Thursday, May 21, 2015

Three Eggs In a Peppermint Patch

All the animals of the Bear's small freehold of Zoar are quite friendly. (Except for the rooster.) In fact one of our goats is so friendly we re-named him to The People's Goat. But for sheer enthusiasm none can compare with The Friendliest Hen In the World. (Yes, that's her name.) When she spies anyone with her bright chicken eye she runs straight to them, her fluffy golden wings outstretched like a child who wants to be picked up.

Of course even The Friendliest Hen In the World has to pull her weight around the farm. She is a layer. Last week it was apparent that egg production was a bit off. A pall of suspicion fell over the hen house. Who was the slacker?

It turned out The Friendliest Hen In the World had gone rogue. She had a nice little clutch of three eggs in a peppermint patch. Poor thing. She was just trying to become a mother. But on a farm, rules are rules and eggs are for breakfast. No exception, even for The Friendliest Hen In the World.

Monday, May 18, 2015

Germans: Now Screwing Up 21st Century, Too


This is the problem: beer-fueled, lascivious folk dancing.

Cardinal Marx is waving the results of that mischievous survey on the family at the Pope, while threatening that Germany is "not a branch of Rome." Cardinal Marx may speak closer to the truth than he knows. What the Germans want, apparently, is the blessing of mutual sodomy pacts, remarriage in the Church after divorce, and communion for non-Catholic spouses.

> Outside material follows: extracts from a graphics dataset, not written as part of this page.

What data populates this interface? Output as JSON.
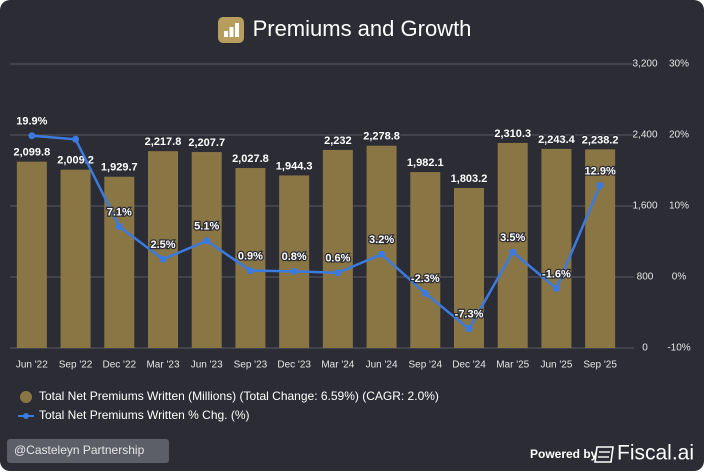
{
  "chart_data": {
    "type": "bar",
    "title": "Premiums and Growth",
    "categories": [
      "Jun '22",
      "Sep '22",
      "Dec '22",
      "Mar '23",
      "Jun '23",
      "Sep '23",
      "Dec '23",
      "Mar '24",
      "Jun '24",
      "Sep '24",
      "Dec '24",
      "Mar '25",
      "Jun '25",
      "Sep '25"
    ],
    "series": [
      {
        "name": "Total Net Premiums Written (Millions) (Total Change: 6.59%) (CAGR: 2.0%)",
        "type": "bar",
        "color": "#8a7645",
        "values": [
          2099.8,
          2009.2,
          1929.7,
          2217.8,
          2207.7,
          2027.8,
          1944.3,
          2232,
          2278.8,
          1982.1,
          1803.2,
          2310.3,
          2243.4,
          2238.2
        ],
        "value_labels": [
          "2,099.8",
          "2,009.2",
          "1,929.7",
          "2,217.8",
          "2,207.7",
          "2,027.8",
          "1,944.3",
          "2,232",
          "2,278.8",
          "1,982.1",
          "1,803.2",
          "2,310.3",
          "2,243.4",
          "2,238.2"
        ]
      },
      {
        "name": "Total Net Premiums Written % Chg. (%)",
        "type": "line",
        "axis": "y2",
        "color": "#3b7be0",
        "values": [
          19.9,
          19.4,
          7.1,
          2.5,
          5.1,
          0.9,
          0.8,
          0.6,
          3.2,
          -2.3,
          -7.3,
          3.5,
          -1.6,
          12.9
        ],
        "value_labels": [
          "19.9%",
          null,
          "7.1%",
          "2.5%",
          "5.1%",
          "0.9%",
          "0.8%",
          "0.6%",
          "3.2%",
          "-2.3%",
          "-7.3%",
          "3.5%",
          "-1.6%",
          "12.9%"
        ]
      }
    ],
    "ylim": [
      0,
      3200
    ],
    "yticks": [
      0,
      800,
      {
        "value": 1600,
        "label": "1,600"
      },
      {
        "value": 2400,
        "label": "2,400"
      },
      {
        "value": 3200,
        "label": "3,200"
      }
    ],
    "y2lim": [
      -10,
      30
    ],
    "y2ticks": [
      {
        "value": -10,
        "label": "-10%"
      },
      {
        "value": 0,
        "label": "0%"
      },
      {
        "value": 10,
        "label": "10%"
      },
      {
        "value": 20,
        "label": "20%"
      },
      {
        "value": 30,
        "label": "30%"
      }
    ],
    "grid": true,
    "legend": "bottom-left"
  },
  "footer": {
    "credit": "@Casteleyn Partnership",
    "powered_by": "Powered by",
    "brand": "Fiscal.ai"
  }
}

Meanwhile Germany isn't competent to decide these issues since only 54% of priests bother to go to confession even once a year, only 58% pray daily, 60% of their parishioners don't believe in life after death, and 66% don't believe in the resurrection of Christ! Yep, just the kind of mature Catholics who can be trusted to reset Catholic moral teaching.

St. Corbinian had similar troubles with the Germans in Cardinal Marx's very own see, Munich-Freising. Only he was a saint. And he had a pet Bear. Ironically, St. Corbinian condemned the wicked marriage of the local warlord and had to flee for his life. Cardinal Marx would probably be fine with blessing it.

Can anyone connect the dots from Pope Francis' support of Cardinal Kasper on these same issues to Cardinal Marx thinking now is the moment to move?

Read the full story here at Rorate Caeli .

A Strange Experience

The Bear and his mate were in the St. Louis area, and stopped to eat on the east side of the Mississippi at a Thai restaurant. As the Bear made his way to the restroom to wash his paws, he passed a man sitting at a booth with a little girl. If you had to pick a celebrity to describe him you might pick Kenny Rogers, although you wouldn't be real close. He had a blue shirt on.

We were still waiting for someone to take our order when the man stepped up and asked to have a word with the Bear. Being the obliging sort, the Bear started to get up, but no, he said, that wasn't necessary. He put his hand on the Bear's shoulder and first announced he (the man) had been cured of cancer. Then he prayed for the Bear. It started something like this:

"Heavenly Father, I don't know what's ailing this Bear, but You do."

Really that's all the Bear remembers, but the gist of it was that the Bear gets to feeling better.

Then he just left, without saying goodbye, as least so far as the Bear can remember.

The Bear pondered the sincerity, spontaneity, and courage of the act, not to mention the kindness. He also considered how accurate the prayer was. Without going into non-blog territory, you may have noticed SCB hasn't been tended as diligently as it has been in the past.

The Bear doesn't have any more to say about it; res ipsa loquitur, as lawyers say.

Tuesday, May 12, 2015

New Survey Shows U.S. Church in Decline


A new survey by the Pew Research Center shows Christianity in decline in America. The news is especially bad for mainline Protestant churches and the Roman Catholic Church. These have dropped about 3 percentage points since 2007. The median age of adult Catholics rose from from 45 to 49. That means the Church is getting older.

There are also roughly 3 million fewer American Catholics than in 2007. When you account for margins of error and other factors, though, the loss may have been "just" 1 million. In general, Catholic numbers have been more stable over the long term as compared to the steady decline of mainline Protestants, but that appears to have changed.

Evangelical Protestants fared the best, dropping only a point.

One-third of American adults say they were raised Catholic. Among that group, fully 41% no longer identify with Catholicism. So 12.9% of adult Americans are former Catholics, whereas only 2% have converted to Catholicism from another religion. Pew says "no other religious group in the survey has such a lopsided ration of losses to gains."

Evangelical Protestants, on the other hand, have picked up more than they have lost, the only group to do so.

The West has the greatest non-affiliated (i.e. no declared belief) population, at 25%.

What the Bear finds most interesting is that Catholic Church and the mainline Protestant churches -- which the Catholic Church has tried to model itself after -- show an almost identical rate of decline at approximately 3 percent.

It isn't sundown on the Church in America, but it is later in the day than you think.